THREE of the State’s leaders in technological developments have joined forces to improve Internet-based communications.

QPSX Ltd, the Australian Telecommunications Cooperative Research Centre, and the University of WA have formed a joint venture company to develop what they call Circuits over Internet Protocol (CoIP), which it is hoped will minimise delays between the sending and receiving of voice data.

While physical copper or fibre networks allow for the virtually instantaneous transmission of voices, the use of current satellite technology in telephony can cause delays of up to 400 milliseconds each way.

The yet-to-be-named company is hoping that users of standard circuit-based equipment will move in increasing numbers to Voice over Internet Protocol (VoIP) networks for transmitting voice data.

QPSX general manager Matt Callahan said while using Internet Protocol could be cheaper and more efficient than normal phone networks, it would not provide a guaranteed quality of service.

This was not such a problem with applications like email, he said, which was not a medium for

instant communication, but was crucial to phone conversations.

Mr Callahan said once the company’s product could be commercialised, sales would be targeted to generally medium-sized enterprises that wanted to move to using new technologies without completely disrupting their existing networks.

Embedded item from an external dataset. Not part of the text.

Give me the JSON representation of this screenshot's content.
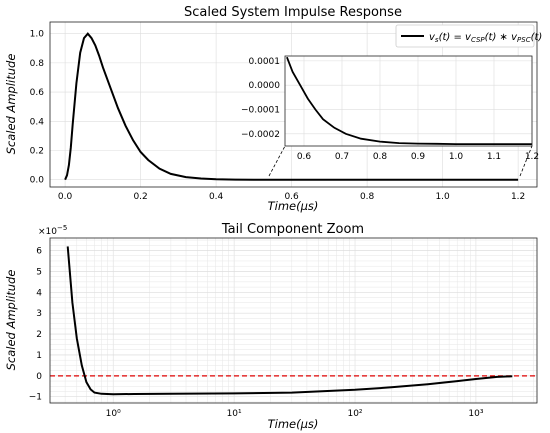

He said existing local area networks would be used as a base on which to install CoIP.

The QPSX-ATcrc-UWA venture has planned to develop a commercial product in the next 12 months, but its participants have acknowledged they have to be reasonably clever in the marketing of their wares if the venture is to compete with the big names in this field from the US.

In this respect, the venture has chosen to use open standards (rather than proprietary products) to develop CoIP so it is not limited to using or providing equipment from one source.

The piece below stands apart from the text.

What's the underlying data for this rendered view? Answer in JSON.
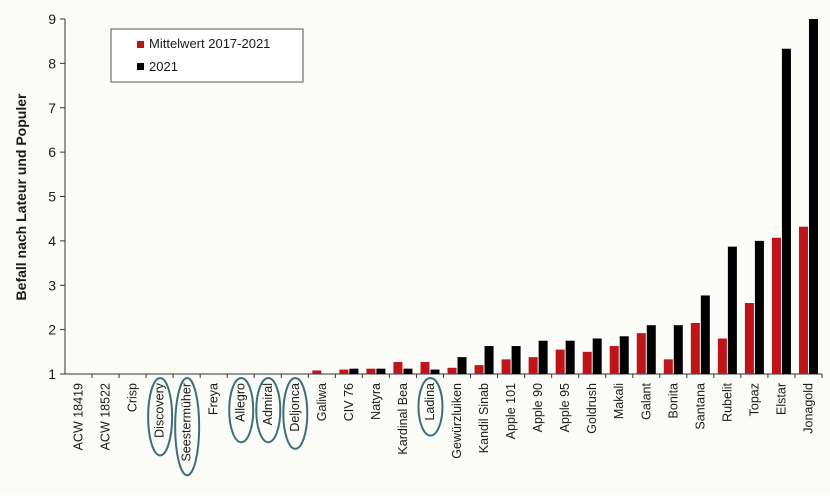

“There’s no point in going head-to-head with Nortel and Cisco,” Mr Callahan said. “So we’ll achieve wins at the enterprise level where the big companies have less power. Within the spaces we play in, we can provide quality of service.”

The venture’s present headquarters are in UWA’s physics building, but as a result of the university’s efforts to consolidate the locations of its various telecommunications units, it will move in August to the TISC building on the corner of Broadway.

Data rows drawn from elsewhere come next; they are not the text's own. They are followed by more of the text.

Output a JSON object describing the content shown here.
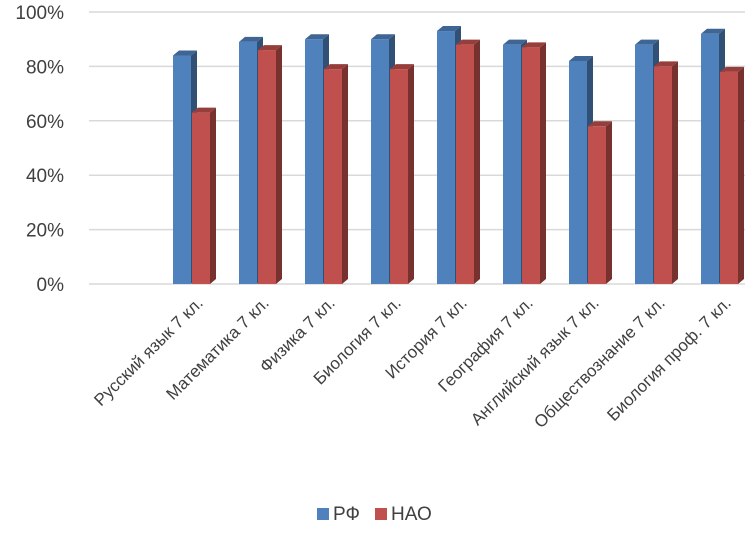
{
  "chart_data": {
    "type": "bar",
    "title": "",
    "xlabel": "",
    "ylabel": "",
    "ylim": [
      0,
      100
    ],
    "yticks": [
      "0%",
      "20%",
      "40%",
      "60%",
      "80%",
      "100%"
    ],
    "grid": true,
    "legend_position": "bottom",
    "categories": [
      "Русский язык 7 кл.",
      "Математика 7 кл.",
      "Физика 7 кл.",
      "Биология 7 кл.",
      "История 7 кл.",
      "География 7 кл.",
      "Английский язык 7 кл.",
      "Обществознание 7 кл.",
      "Биология проф. 7 кл."
    ],
    "series": [
      {
        "name": "РФ",
        "color": "#4F81BD",
        "values": [
          84,
          89,
          90,
          90,
          93,
          88,
          82,
          88,
          92
        ]
      },
      {
        "name": "НАО",
        "color": "#C0504D",
        "values": [
          63,
          86,
          79,
          79,
          88,
          87,
          58,
          80,
          78
        ]
      }
    ]
  }
}
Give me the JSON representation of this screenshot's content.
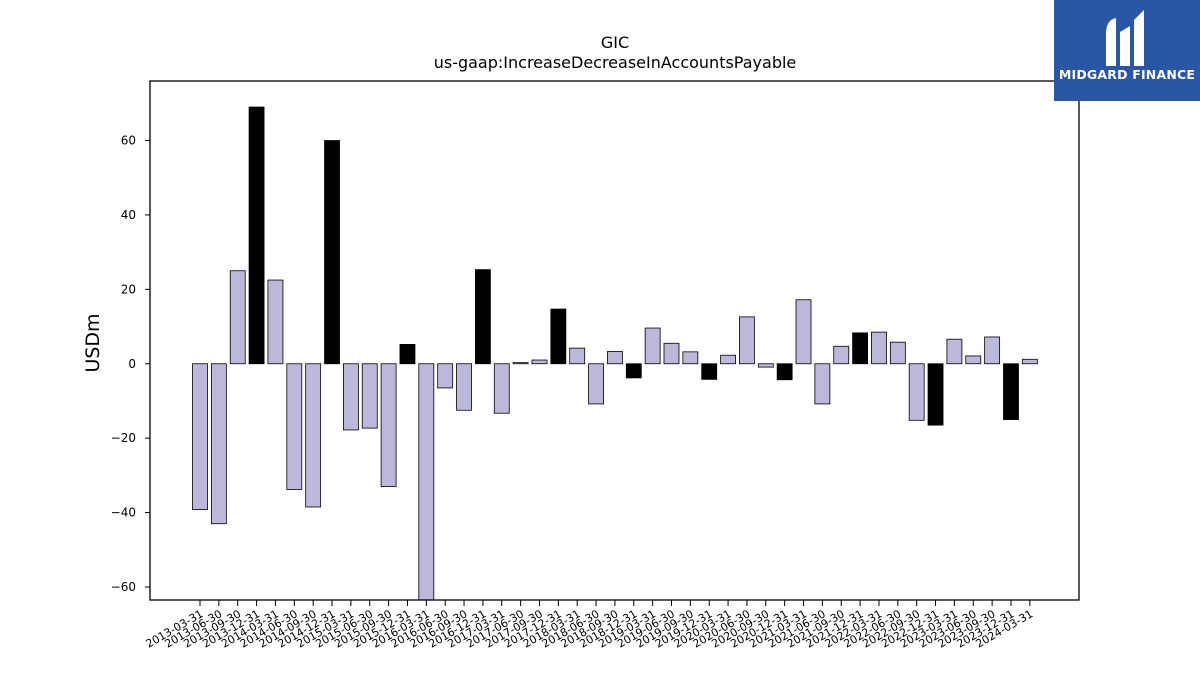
{
  "chart_data": {
    "type": "bar",
    "title": "GIC",
    "subtitle": "us-gaap:IncreaseDecreaseInAccountsPayable",
    "xlabel": "",
    "ylabel": "USDm",
    "ylim": [
      -63.5,
      76
    ],
    "yticks": [
      -60,
      -40,
      -20,
      0,
      20,
      40,
      60
    ],
    "ytick_labels": [
      "−60",
      "−40",
      "−20",
      "0",
      "20",
      "40",
      "60"
    ],
    "grid": false,
    "colors": {
      "regular": "#bcb8d9",
      "highlight": "#000000",
      "edge": "#000000"
    },
    "highlight_rule": "fourth-quarter (12-31) bars drawn in black",
    "categories": [
      "2013-03-31",
      "2013-06-30",
      "2013-09-30",
      "2013-12-31",
      "2014-03-31",
      "2014-06-30",
      "2014-09-30",
      "2014-12-31",
      "2015-03-31",
      "2015-06-30",
      "2015-09-30",
      "2015-12-31",
      "2016-03-31",
      "2016-06-30",
      "2016-09-30",
      "2016-12-31",
      "2017-03-31",
      "2017-06-30",
      "2017-09-30",
      "2017-12-31",
      "2018-03-31",
      "2018-06-30",
      "2018-09-30",
      "2018-12-31",
      "2019-03-31",
      "2019-06-30",
      "2019-09-30",
      "2019-12-31",
      "2020-03-31",
      "2020-06-30",
      "2020-09-30",
      "2020-12-31",
      "2021-03-31",
      "2021-06-30",
      "2021-09-30",
      "2021-12-31",
      "2022-03-31",
      "2022-06-30",
      "2022-09-30",
      "2022-12-31",
      "2023-03-31",
      "2023-06-30",
      "2023-09-30",
      "2023-12-31",
      "2024-03-31"
    ],
    "values": [
      -39.2,
      -43.0,
      25.0,
      69.0,
      22.5,
      -33.8,
      -38.5,
      60.0,
      -17.8,
      -17.3,
      -33.0,
      5.2,
      -64.0,
      -6.5,
      -12.5,
      25.3,
      -13.3,
      0.3,
      1.0,
      14.7,
      4.2,
      -10.8,
      3.3,
      -3.8,
      9.6,
      5.5,
      3.2,
      -4.2,
      2.3,
      12.6,
      -0.9,
      -4.3,
      17.2,
      -10.8,
      4.7,
      8.3,
      8.5,
      5.8,
      -15.2,
      -16.5,
      6.6,
      2.1,
      7.2,
      -15.0,
      1.2
    ],
    "highlight": [
      false,
      false,
      false,
      true,
      false,
      false,
      false,
      true,
      false,
      false,
      false,
      true,
      false,
      false,
      false,
      true,
      false,
      false,
      false,
      true,
      false,
      false,
      false,
      true,
      false,
      false,
      false,
      true,
      false,
      false,
      false,
      true,
      false,
      false,
      false,
      true,
      false,
      false,
      false,
      true,
      false,
      false,
      false,
      true,
      false
    ]
  },
  "logo": {
    "text": "MIDGARD FINANCE",
    "icon": "midgard-logo-icon"
  }
}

The venture will be backed through the next year by $2 million in cash and in-kind work, and will thereafter seek additional investors. Although a board is yet to be officially named, it is believed the venture will be led by ATcrc CEO Dr Leith Campbell, QPSX CEO Graham Griffiths, and UWA Professor of Telecommunication Tony Cantoni.

Mr Callahan said the venture was keen to prove there were alternative ways to develop and commercialise products than to rely solely on venture capital inputs.

QPSX’s view on the subject was to become involved in projects at an early stage and contribute experience and skills, instead of just money, to develop the project.